Every Ovary Has a Silver Lining

I can’t lie. These last two weeks have not been what I would characterize as fabulous. They’ve been filled with feelings of failure, frustration and thanks to a bought of food poisoning, a fear of tuna fish. That’s right. Charlie the Tuna kicked my sorry digestive system on Tuesday night. Don’t let the smile fool you. 'Sorry Charlie' my ass…

But I digress…

Even though I typically am pretty successful at keeping expectations in check, this past cycle failing particularly bummed me out. Not helping matters was when I got my period; I got a crop of the worst pimples on my chin. Sure, I break out here and there around my time of the month, but this was like a freaking colony of blemishes. I’ve actually lost count of how many huge pimples I have on my chin right now. I would not be the least bit shocked if a blind person felt my chin and my zits spelled out, “Still Not Pregnant” in a sort of brail. Really… M. Night Shyamalan could make a movie about it. It would be called, “The Prophetic Pimples”.

But I digress again…

I went to see my most recent Reproductive Endocrinologist a few days ago. He started the session with, “I’m sorry you’re back.” As depressing as that statement is, I appreciated the sentiment as I was sorry I was back too.

Sam and I decided that we’d give it one more month of trying on our own before returning to medical assistance. I do have ambivalence about this as I don’t know if I can bear another period or another crop of pimples like the ones I have now but the doctor felt one more month wasn’t going to hurt or help either way. It’s not like we’re delaying anything for a year. It’s just one month to see if we can get Sam’s sperm and my egg to finally hook up once and for all. Jeez. It sounds like our reproductive parts are Ross and Rachel on Friends.

Today is this fifth day of my latest cycle. This will officially be the third time we’ll try on our own to conceive since my uterine polyp was removed. Some say the third time is the charm but it just may be, in fact, the third time and nothing more. After all, I have already done three inseminations and the third one those didn’t work so I’m not buying into none of that anymore.

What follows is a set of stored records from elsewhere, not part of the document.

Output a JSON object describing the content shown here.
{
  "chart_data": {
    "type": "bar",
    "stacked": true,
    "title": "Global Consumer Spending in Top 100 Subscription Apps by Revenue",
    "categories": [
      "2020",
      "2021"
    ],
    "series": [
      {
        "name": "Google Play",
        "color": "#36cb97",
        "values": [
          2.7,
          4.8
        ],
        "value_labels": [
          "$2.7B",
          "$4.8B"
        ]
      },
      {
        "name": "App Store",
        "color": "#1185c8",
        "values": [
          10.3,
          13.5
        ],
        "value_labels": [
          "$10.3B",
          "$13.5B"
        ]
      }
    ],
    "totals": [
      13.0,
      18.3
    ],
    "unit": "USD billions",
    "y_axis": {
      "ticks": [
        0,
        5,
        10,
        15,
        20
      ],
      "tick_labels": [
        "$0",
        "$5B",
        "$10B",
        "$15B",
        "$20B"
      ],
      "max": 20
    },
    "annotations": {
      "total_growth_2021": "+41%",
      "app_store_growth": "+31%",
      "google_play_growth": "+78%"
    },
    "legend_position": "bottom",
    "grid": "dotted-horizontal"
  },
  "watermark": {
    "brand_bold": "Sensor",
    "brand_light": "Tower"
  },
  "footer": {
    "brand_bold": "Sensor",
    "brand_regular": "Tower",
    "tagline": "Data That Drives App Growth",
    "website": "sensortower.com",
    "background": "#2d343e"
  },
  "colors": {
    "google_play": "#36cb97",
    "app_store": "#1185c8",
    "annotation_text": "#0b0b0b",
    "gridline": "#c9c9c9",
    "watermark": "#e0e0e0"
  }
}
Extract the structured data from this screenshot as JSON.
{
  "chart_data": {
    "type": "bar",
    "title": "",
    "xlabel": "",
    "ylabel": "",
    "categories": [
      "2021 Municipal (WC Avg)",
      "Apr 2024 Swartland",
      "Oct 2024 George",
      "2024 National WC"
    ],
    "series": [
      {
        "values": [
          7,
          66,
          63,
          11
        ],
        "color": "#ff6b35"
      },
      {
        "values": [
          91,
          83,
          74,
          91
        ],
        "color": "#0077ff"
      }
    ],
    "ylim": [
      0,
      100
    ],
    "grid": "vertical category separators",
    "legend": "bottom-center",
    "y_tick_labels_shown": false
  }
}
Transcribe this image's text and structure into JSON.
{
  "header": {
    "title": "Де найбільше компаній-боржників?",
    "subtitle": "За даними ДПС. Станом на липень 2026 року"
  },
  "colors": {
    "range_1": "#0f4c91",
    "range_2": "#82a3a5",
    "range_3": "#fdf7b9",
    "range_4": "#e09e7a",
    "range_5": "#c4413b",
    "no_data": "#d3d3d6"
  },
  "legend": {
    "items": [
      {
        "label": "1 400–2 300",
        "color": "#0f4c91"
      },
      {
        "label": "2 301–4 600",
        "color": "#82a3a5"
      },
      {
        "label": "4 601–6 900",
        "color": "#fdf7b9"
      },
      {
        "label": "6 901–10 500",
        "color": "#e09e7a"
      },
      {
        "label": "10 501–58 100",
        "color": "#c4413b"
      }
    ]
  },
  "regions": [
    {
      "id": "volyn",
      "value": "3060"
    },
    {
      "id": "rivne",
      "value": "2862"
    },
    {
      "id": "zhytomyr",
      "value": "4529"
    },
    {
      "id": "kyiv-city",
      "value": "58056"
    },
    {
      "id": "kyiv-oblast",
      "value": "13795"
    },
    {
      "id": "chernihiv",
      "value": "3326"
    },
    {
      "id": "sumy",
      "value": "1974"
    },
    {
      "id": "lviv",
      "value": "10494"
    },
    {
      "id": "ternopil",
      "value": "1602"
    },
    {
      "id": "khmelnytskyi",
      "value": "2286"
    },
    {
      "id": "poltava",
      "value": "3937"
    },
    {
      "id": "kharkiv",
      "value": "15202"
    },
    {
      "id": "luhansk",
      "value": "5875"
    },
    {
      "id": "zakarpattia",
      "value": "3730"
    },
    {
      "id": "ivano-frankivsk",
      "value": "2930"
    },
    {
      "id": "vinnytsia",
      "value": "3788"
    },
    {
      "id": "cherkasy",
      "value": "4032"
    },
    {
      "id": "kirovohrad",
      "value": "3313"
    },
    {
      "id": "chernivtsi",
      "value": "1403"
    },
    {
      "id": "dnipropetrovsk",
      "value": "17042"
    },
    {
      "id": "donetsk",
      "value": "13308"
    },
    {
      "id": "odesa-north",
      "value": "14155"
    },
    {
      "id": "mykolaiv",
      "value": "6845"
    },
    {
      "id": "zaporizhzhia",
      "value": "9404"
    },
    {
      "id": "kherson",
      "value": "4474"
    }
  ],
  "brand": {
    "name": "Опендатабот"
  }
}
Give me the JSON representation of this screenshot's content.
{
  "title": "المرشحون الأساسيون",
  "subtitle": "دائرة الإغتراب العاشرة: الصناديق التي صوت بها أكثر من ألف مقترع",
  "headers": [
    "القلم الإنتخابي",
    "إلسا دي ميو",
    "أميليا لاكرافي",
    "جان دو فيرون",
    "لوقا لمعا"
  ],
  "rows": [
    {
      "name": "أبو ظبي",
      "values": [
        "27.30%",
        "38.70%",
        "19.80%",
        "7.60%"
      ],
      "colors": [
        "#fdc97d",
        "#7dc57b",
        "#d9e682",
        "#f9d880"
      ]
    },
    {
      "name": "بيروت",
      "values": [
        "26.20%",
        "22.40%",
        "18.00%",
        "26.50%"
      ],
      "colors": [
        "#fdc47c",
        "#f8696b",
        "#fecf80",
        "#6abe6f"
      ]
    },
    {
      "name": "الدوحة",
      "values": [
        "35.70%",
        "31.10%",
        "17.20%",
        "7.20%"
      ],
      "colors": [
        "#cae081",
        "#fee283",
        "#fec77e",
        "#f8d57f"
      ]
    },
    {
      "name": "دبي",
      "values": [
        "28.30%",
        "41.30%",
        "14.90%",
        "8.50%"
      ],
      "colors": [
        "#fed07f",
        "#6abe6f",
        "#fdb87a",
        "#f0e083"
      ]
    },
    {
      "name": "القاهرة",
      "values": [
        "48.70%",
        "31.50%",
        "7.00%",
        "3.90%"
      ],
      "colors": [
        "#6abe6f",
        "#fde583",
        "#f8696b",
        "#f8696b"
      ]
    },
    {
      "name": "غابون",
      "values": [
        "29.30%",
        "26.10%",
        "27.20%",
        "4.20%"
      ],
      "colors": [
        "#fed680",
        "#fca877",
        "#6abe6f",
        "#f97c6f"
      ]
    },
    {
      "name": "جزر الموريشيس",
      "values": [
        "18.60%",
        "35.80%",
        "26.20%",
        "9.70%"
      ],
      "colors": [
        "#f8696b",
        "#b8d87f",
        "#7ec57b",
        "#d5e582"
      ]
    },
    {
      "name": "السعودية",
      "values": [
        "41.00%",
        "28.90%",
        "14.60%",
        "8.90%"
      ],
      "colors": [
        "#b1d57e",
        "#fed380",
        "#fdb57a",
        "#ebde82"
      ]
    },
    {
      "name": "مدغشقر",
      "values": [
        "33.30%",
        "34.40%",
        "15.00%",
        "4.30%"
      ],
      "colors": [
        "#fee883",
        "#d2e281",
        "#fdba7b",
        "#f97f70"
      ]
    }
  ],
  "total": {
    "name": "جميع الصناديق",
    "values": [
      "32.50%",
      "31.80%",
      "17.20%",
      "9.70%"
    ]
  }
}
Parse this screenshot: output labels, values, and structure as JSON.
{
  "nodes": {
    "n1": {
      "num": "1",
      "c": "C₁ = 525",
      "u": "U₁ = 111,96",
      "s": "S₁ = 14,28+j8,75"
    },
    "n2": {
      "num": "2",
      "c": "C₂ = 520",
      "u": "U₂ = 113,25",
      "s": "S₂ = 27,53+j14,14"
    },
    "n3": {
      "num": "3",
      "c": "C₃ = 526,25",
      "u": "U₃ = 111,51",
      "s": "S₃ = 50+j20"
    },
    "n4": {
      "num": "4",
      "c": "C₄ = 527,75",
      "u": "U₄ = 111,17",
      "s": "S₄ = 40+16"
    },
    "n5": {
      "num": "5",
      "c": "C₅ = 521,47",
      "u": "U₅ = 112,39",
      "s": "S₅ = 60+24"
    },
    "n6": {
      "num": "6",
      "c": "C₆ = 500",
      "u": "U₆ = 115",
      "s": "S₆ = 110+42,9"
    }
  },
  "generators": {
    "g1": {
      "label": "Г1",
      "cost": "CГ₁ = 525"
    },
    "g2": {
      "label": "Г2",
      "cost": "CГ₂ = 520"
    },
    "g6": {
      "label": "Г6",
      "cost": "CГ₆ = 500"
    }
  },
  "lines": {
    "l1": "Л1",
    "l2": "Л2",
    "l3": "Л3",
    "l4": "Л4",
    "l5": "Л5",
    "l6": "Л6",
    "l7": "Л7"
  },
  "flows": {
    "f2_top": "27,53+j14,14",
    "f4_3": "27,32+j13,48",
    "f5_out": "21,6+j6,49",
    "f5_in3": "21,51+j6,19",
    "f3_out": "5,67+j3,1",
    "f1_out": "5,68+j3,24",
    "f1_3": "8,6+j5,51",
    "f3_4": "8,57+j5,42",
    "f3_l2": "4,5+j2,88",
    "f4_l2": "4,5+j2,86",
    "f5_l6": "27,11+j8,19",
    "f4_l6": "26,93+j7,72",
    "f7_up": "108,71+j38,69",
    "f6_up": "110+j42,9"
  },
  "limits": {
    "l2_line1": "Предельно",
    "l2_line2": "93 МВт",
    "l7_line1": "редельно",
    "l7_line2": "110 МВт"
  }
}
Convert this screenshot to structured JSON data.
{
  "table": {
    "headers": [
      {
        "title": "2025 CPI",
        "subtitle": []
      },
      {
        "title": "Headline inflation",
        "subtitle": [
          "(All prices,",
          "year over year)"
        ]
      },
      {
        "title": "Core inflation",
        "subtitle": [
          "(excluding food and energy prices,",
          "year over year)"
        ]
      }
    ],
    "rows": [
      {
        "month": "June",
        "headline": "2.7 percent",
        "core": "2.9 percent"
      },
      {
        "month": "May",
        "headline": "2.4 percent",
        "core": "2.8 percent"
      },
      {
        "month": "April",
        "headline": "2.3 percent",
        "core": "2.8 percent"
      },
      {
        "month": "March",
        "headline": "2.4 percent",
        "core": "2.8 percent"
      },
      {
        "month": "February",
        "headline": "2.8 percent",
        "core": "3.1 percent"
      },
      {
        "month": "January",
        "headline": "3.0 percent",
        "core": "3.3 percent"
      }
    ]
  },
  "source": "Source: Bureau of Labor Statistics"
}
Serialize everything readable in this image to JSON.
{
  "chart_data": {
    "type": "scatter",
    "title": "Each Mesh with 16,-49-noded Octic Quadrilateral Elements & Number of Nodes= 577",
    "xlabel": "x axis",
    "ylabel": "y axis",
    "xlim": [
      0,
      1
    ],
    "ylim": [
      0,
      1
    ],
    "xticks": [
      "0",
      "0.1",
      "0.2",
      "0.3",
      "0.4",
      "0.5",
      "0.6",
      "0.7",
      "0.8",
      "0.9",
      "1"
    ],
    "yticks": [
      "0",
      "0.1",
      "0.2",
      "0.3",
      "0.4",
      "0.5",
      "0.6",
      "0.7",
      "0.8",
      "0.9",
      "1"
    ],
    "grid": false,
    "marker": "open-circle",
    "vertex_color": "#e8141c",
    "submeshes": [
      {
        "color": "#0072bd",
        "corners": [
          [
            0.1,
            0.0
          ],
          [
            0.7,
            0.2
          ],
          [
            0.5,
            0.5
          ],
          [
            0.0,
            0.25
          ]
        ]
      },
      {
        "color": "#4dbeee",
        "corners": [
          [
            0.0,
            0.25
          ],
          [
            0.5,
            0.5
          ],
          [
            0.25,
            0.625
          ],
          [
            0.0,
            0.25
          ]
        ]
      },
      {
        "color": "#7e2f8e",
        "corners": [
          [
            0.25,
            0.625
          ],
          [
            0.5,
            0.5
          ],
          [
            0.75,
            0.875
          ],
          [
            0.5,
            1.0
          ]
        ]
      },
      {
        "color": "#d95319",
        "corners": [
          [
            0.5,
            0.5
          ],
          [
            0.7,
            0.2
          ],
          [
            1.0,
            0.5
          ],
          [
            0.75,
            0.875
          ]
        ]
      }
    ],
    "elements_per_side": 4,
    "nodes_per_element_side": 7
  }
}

Besides, since we’ve already decided that if this doesn’t work, we’ll go back to injectables and insemination, I’m going to go back to where I was a few months ago and keep the pressure and expectations as low as possible. With this back up plan in place, this cycle should be nothing more than ‘let’s not think about it and just have lots of sex’. I've had cycles like that before and they were damn fun.

Yes, it would be lovely if we were successful this month and yes, I would love to avoid more shots, procedures and hospital gowns if we could but it is just one month, we have a plan and after the disappointment of last month, I physically need not to care about this for a few weeks… if that’s possible.

So, even though I have not been in my happy place lately, even though there’s no good news to share at the moment and even though I will most likely never eat tuna fish again, I do feel like there has been rays of hope and promise streaming through the clouds of crap.